The history of philosophy begins with the decay of heathen religion, and the history of modern philosophy with the decay of Christian religion. Since religion must be preserved for the people according to the official declarations of the rulers, the official professors are not clear and accurate expounders of the positive outcome of philosophy. No matter how great the work of Spinoza, Leibniz, Kant, and Hegel may be, yet the followers of Kant and Hegel have no freedom of research, and Kuno Fischer, although very close to the root of the subject, is nevertheless doomed to remain in the mystification of the function of conceiving and of understanding. His profession clouds his judgment.

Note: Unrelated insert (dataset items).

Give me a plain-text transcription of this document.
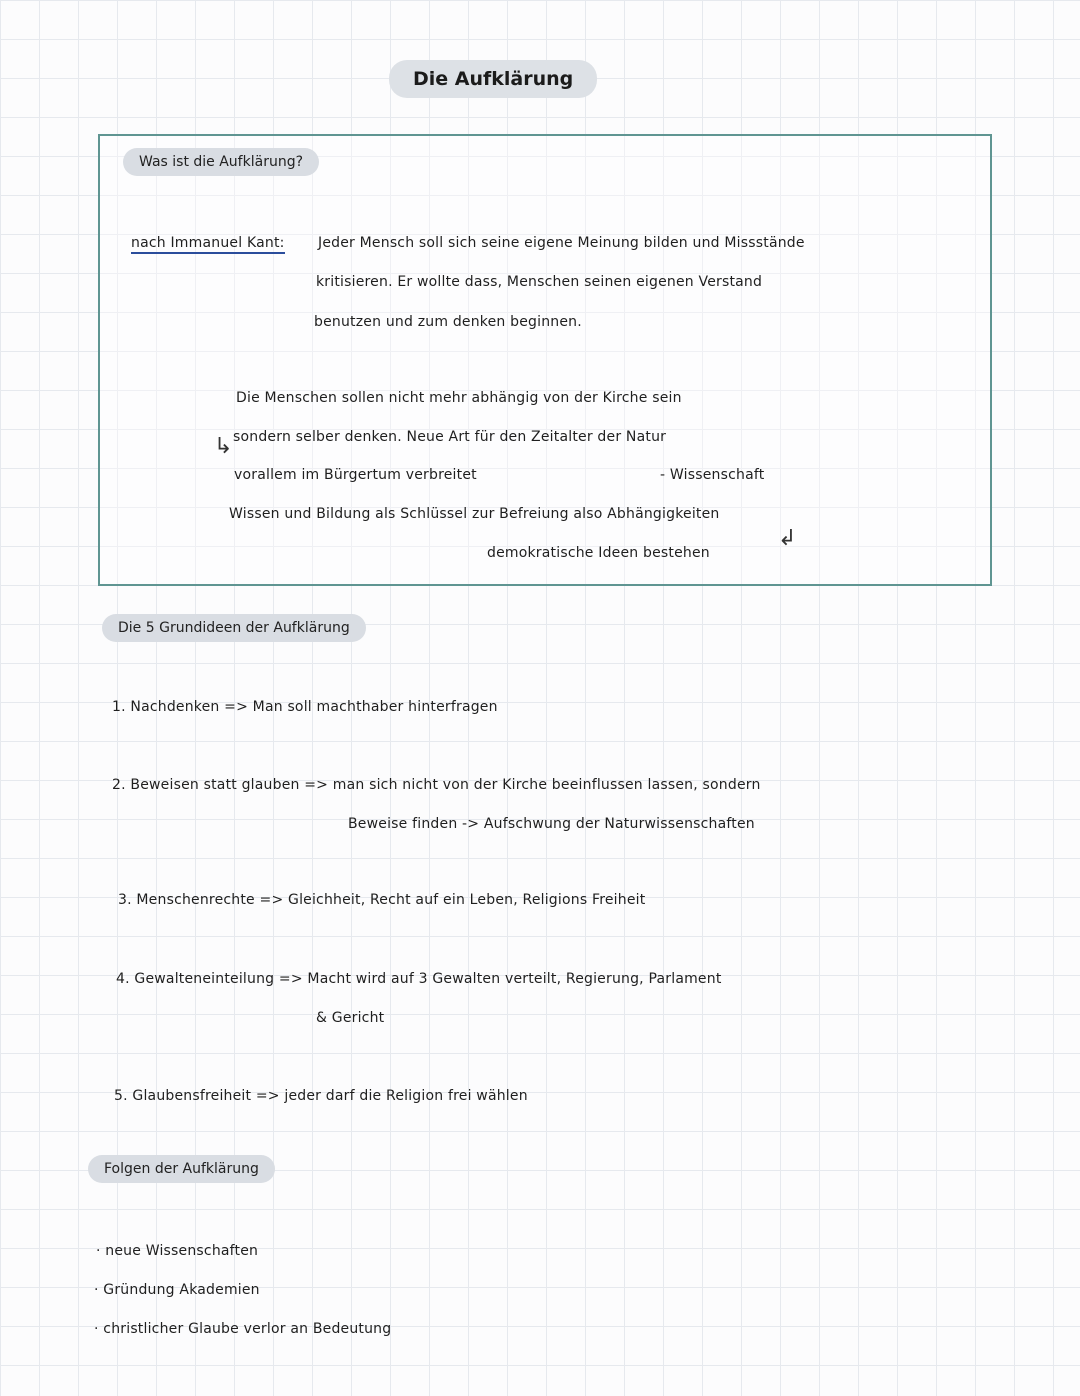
Die Aufklärung
Was ist die Aufklärung?
nach Immanuel Kant: Jeder Mensch soll sich seine eigene Meinung bilden und Missstände
kritisieren. Er wollte dass, Menschen seinen eigenen Verstand
benutzen und zum denken beginnen.
Die Menschen sollen nicht mehr abhängig von der Kirche sein
↳ sondern selber denken. Neue Art für den Zeitalter der Natur
vorallem im Bürgertum verbreitet	- Wissenschaft
Wissen und Bildung als Schlüssel zur Befreiung also Abhängigkeiten
↲
demokratische Ideen bestehen
Die 5 Grundideen der Aufklärung
1. Nachdenken => Man soll machthaber hinterfragen
2. Beweisen statt glauben => man sich nicht von der Kirche beeinflussen lassen, sondern
Beweise finden -> Aufschwung der Naturwissenschaften
3. Menschenrechte => Gleichheit, Recht auf ein Leben, Religions Freiheit
4. Gewalteneinteilung => Macht wird auf 3 Gewalten verteilt, Regierung, Parlament
& Gericht
5. Glaubensfreiheit => jeder darf die Religion frei wählen
Folgen der Aufklärung
· neue Wissenschaften
· Gründung Akademien
· christlicher Glaube verlor an Bedeutung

"Nature," says this professor, "is regarded as the first object of understanding, as the principle from which everything else follows. In this respect modern philosophy is naturalistic. It is taken for granted that nature can be understood, or that the possibility of understanding things is given. Modern philosophy makes this assumption dogmatically.... The Kantian philosophy, on the other hand, assumes a critical, not a dogmatic, attitude toward the possibility of understanding." (System of Logic and Metaphysics, by Kuno Fischer, second edition, pages 104 and 109.) In this latter, critical, stage, the subject is kept rather hot by the professors of philosophy. The critics are still engaged in exclaiming: Be amazed, oh world! How is understanding possible?
In the first place, there is nothing to be amazed at. Why is not the "naturalistic" philosopher consistent by recognizing his special object, understanding, as a natural object?
The "supposition" that an understanding of things is possible, is neither a supposition nor anything "dogmatic."
The philosophers should abandon their old hobby of trying to prove anything by syllogisms. Nowadays, a case is not substantiated by words, but by facts, by deeds. The sciences are sufficiently equipped, and thus the "possibility of understanding" is demonstrated beyond a doubt.
"But," say the critics who are so wise that they hear the grass growing, "are those perceptions which are produced by the exact sciences really perceptions? Are they not simply substitutes? Those sciences recognize only the phenomena of things; but where is the understanding which perceives the truth?"
We shall offer it to them. You are naturalists. Well, then, nature is the truth. Or are you spiritualists who make a metaphysical distinction between the truth and the phenomenon? To understand means to distinguish and judge. The semblance must be distinguished from the truth, but not in an excessive manner. It must be remembered that even the most evil semblance is a natural phenomenon, and the sublimest truth is only revealed by phenomena, just because it is natural.
But the old logic cannot stand any contradictions. Semblance and truth are contradictions for it and they cannot be reconciled by it. But the irreconcilable simply consists in entertaining, in this monistic world, thoughts which are supposed to be totally different. Hence old style logic lacks entirely the mediating manner of thought which does not elevate understanding and its faculty of thought to the skies, but is satisfied to regard it as a very valuable, but still natural, quality.
The old logic could not construct any valid rules of thought, because it thought too transcendentally of thinking itself. It was not satisfied that thought is only a faculty, a mode of doing, a part of true nature, but the nature of truth was spiritualized by it into a transcendental being. Instead of grasping the conception of spirit with blood and flesh, it tries to dissolve blood and flesh into ideas. That would be well enough, if such a solution of the riddles were meant to have no other significance than that of symbols.